我完全與描述的日誌混淆。明天我會嘗試將Couchbase實例移動到另一個節點,以檢查它是否凍結GC線程。但是,如果Couchbase不是重點,也許有人可以解釋我對日誌的含義。或者,也許有一些神奇的CMS參數來解決這個問題。

我會很高興的任何幫助!

+0

您是否有CMS收集器的GC日誌,並啓用了+ XX:+ PrintReferenceGC選項? –

+0

是的,當然。這部分的日誌是關於它的: 13908,155:[SoftReference,0 refs,0,0041340 secs] 13908,160:[WeakReference,0 refs,0.0023850 secs] 13908,162:[FinalReference,1393 refs, 0,0065970秒] 13908,169:[PhantomReference,108參考,0.0018650秒] 13908,171:[JNI弱參考,0,0000630秒],0,22008100秒] [並行時間:188,4毫秒] –

+1

事實上,我們似乎已經通過將couchbase移動到另一臺機器來解決了我們的問題。
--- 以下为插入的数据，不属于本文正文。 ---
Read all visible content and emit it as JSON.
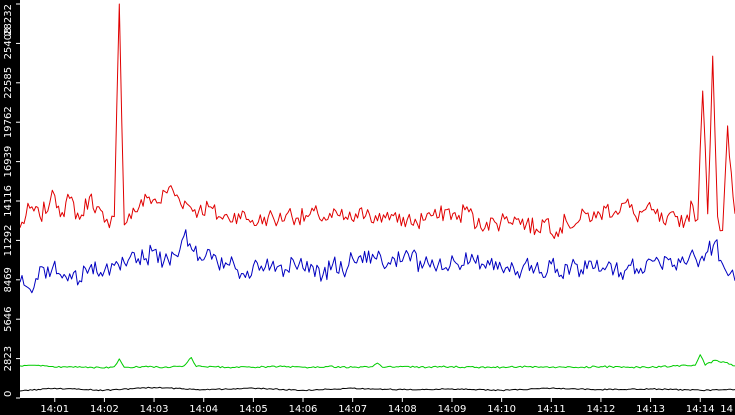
{
  "chart_data": {
    "type": "line",
    "title": "",
    "xlabel": "",
    "ylabel": "",
    "ylim": [
      0,
      28232
    ],
    "y_ticks": [
      0,
      2823,
      5646,
      8469,
      11292,
      14116,
      16939,
      19762,
      22585,
      25408,
      28232
    ],
    "x_ticks": [
      "14:01",
      "14:02",
      "14:03",
      "14:04",
      "14:05",
      "14:06",
      "14:07",
      "14:08",
      "14:09",
      "14:10",
      "14:11",
      "14:12",
      "14:13",
      "14:14",
      "14"
    ],
    "x_range_minutes": [
      0.3,
      14.7
    ],
    "grid": false,
    "legend": "none",
    "axis_background": "#000000",
    "axis_text_color": "#ffffff",
    "series": [
      {
        "color": "#e00000",
        "x": [
          0.3,
          0.5,
          0.7,
          0.9,
          1.0,
          1.15,
          1.3,
          1.5,
          1.7,
          1.85,
          2.0,
          2.1,
          2.2,
          2.3,
          2.4,
          2.5,
          2.7,
          2.9,
          3.1,
          3.3,
          3.5,
          3.7,
          3.9,
          4.1,
          4.3,
          4.5,
          4.7,
          4.9,
          5.1,
          5.3,
          5.5,
          5.7,
          5.9,
          6.1,
          6.3,
          6.5,
          6.7,
          6.9,
          7.1,
          7.3,
          7.5,
          7.7,
          7.9,
          8.1,
          8.3,
          8.5,
          8.7,
          8.9,
          9.1,
          9.3,
          9.5,
          9.7,
          9.9,
          10.1,
          10.3,
          10.5,
          10.7,
          10.9,
          11.1,
          11.3,
          11.5,
          11.7,
          11.9,
          12.1,
          12.3,
          12.5,
          12.7,
          12.9,
          13.1,
          13.3,
          13.5,
          13.7,
          13.85,
          13.95,
          14.05,
          14.15,
          14.25,
          14.35,
          14.45,
          14.55,
          14.7
        ],
        "values": [
          12200,
          13600,
          13000,
          14000,
          14500,
          13300,
          14300,
          12800,
          14400,
          13700,
          12600,
          12200,
          13000,
          28232,
          12400,
          13200,
          13700,
          14400,
          14000,
          15100,
          14300,
          13800,
          13400,
          13700,
          13000,
          12900,
          13200,
          12800,
          12600,
          13000,
          12700,
          13300,
          12900,
          13000,
          13200,
          12800,
          13100,
          12800,
          12900,
          13500,
          12700,
          13300,
          12600,
          12800,
          12500,
          13200,
          12900,
          13500,
          12800,
          13700,
          12300,
          12600,
          12500,
          13000,
          12800,
          12500,
          12100,
          12800,
          11900,
          12700,
          12500,
          13200,
          12900,
          13600,
          13400,
          14000,
          13000,
          13500,
          13200,
          12400,
          13000,
          12700,
          13800,
          12800,
          22000,
          13200,
          24500,
          13000,
          12000,
          19500,
          13200
        ]
      },
      {
        "color": "#0000c0",
        "x": [
          0.3,
          0.5,
          0.7,
          0.9,
          1.0,
          1.15,
          1.3,
          1.5,
          1.7,
          1.85,
          2.0,
          2.1,
          2.2,
          2.4,
          2.6,
          2.8,
          3.0,
          3.2,
          3.4,
          3.6,
          3.8,
          4.0,
          4.2,
          4.4,
          4.6,
          4.8,
          5.0,
          5.2,
          5.4,
          5.6,
          5.8,
          6.0,
          6.2,
          6.4,
          6.6,
          6.8,
          7.0,
          7.2,
          7.4,
          7.6,
          7.8,
          8.0,
          8.2,
          8.4,
          8.6,
          8.8,
          9.0,
          9.2,
          9.4,
          9.6,
          9.8,
          10.0,
          10.2,
          10.4,
          10.6,
          10.8,
          11.0,
          11.2,
          11.4,
          11.6,
          11.8,
          12.0,
          12.2,
          12.4,
          12.6,
          12.8,
          13.0,
          13.2,
          13.4,
          13.6,
          13.8,
          14.0,
          14.15,
          14.3,
          14.45,
          14.6,
          14.7
        ],
        "values": [
          8300,
          7800,
          9400,
          8700,
          9800,
          8600,
          8900,
          8400,
          9300,
          9000,
          9100,
          8800,
          9500,
          9700,
          10400,
          9900,
          10600,
          9800,
          10300,
          11600,
          10500,
          9900,
          10300,
          9300,
          9700,
          8900,
          9500,
          9100,
          9800,
          8700,
          9900,
          9300,
          9400,
          8800,
          9600,
          9100,
          10000,
          9700,
          10300,
          9600,
          10100,
          9800,
          10400,
          9300,
          9900,
          9200,
          10200,
          9500,
          10300,
          9600,
          10000,
          9300,
          9700,
          9100,
          9500,
          9000,
          9600,
          8800,
          9400,
          9200,
          9800,
          9100,
          9600,
          9000,
          9500,
          9300,
          9900,
          9500,
          10000,
          9700,
          10300,
          9900,
          10500,
          11200,
          9600,
          8900,
          8400
        ]
      },
      {
        "color": "#00cc00",
        "x": [
          0.3,
          0.6,
          1.0,
          1.5,
          2.0,
          2.2,
          2.3,
          2.4,
          2.8,
          3.2,
          3.6,
          3.75,
          3.85,
          4.0,
          4.5,
          5.0,
          5.5,
          6.0,
          6.5,
          7.0,
          7.4,
          7.5,
          7.6,
          8.0,
          8.5,
          9.0,
          9.5,
          10.0,
          10.5,
          11.0,
          11.5,
          12.0,
          12.5,
          13.0,
          13.5,
          13.9,
          14.0,
          14.1,
          14.3,
          14.5,
          14.7
        ],
        "values": [
          2300,
          2350,
          2200,
          2250,
          2150,
          2250,
          2800,
          2200,
          2250,
          2200,
          2300,
          2900,
          2250,
          2250,
          2200,
          2200,
          2250,
          2200,
          2250,
          2200,
          2250,
          2500,
          2200,
          2250,
          2200,
          2250,
          2200,
          2200,
          2250,
          2200,
          2200,
          2250,
          2200,
          2200,
          2300,
          2350,
          3100,
          2350,
          2700,
          2550,
          2300
        ]
      },
      {
        "color": "#000000",
        "x": [
          0.3,
          1.0,
          2.0,
          3.0,
          4.0,
          5.0,
          6.0,
          7.0,
          8.0,
          9.0,
          10.0,
          11.0,
          12.0,
          13.0,
          14.0,
          14.7
        ],
        "values": [
          500,
          700,
          550,
          750,
          600,
          700,
          550,
          700,
          600,
          650,
          550,
          700,
          600,
          650,
          550,
          600
        ]
      }
    ]
  }
}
現在99%的暫停時間少於0.25秒。但是,我們在每1,1-0秒的GC暫停中仍然有大約2000個最終鏈接。也許我應該做點什麼來讓它變得更好。 –

回答

1

問題是由我們自己修復的。我們有一條新規則 - 切勿在JVM附近安裝Couchbase。 在過去,我們遇到了實例Postgresql與Couchbase衝突的問題,因爲Couchbase喜歡抓取所有磁盤操作並且Postgresql無法提交任何內容。

因此,隔離Couchbase和一切都會好起來的。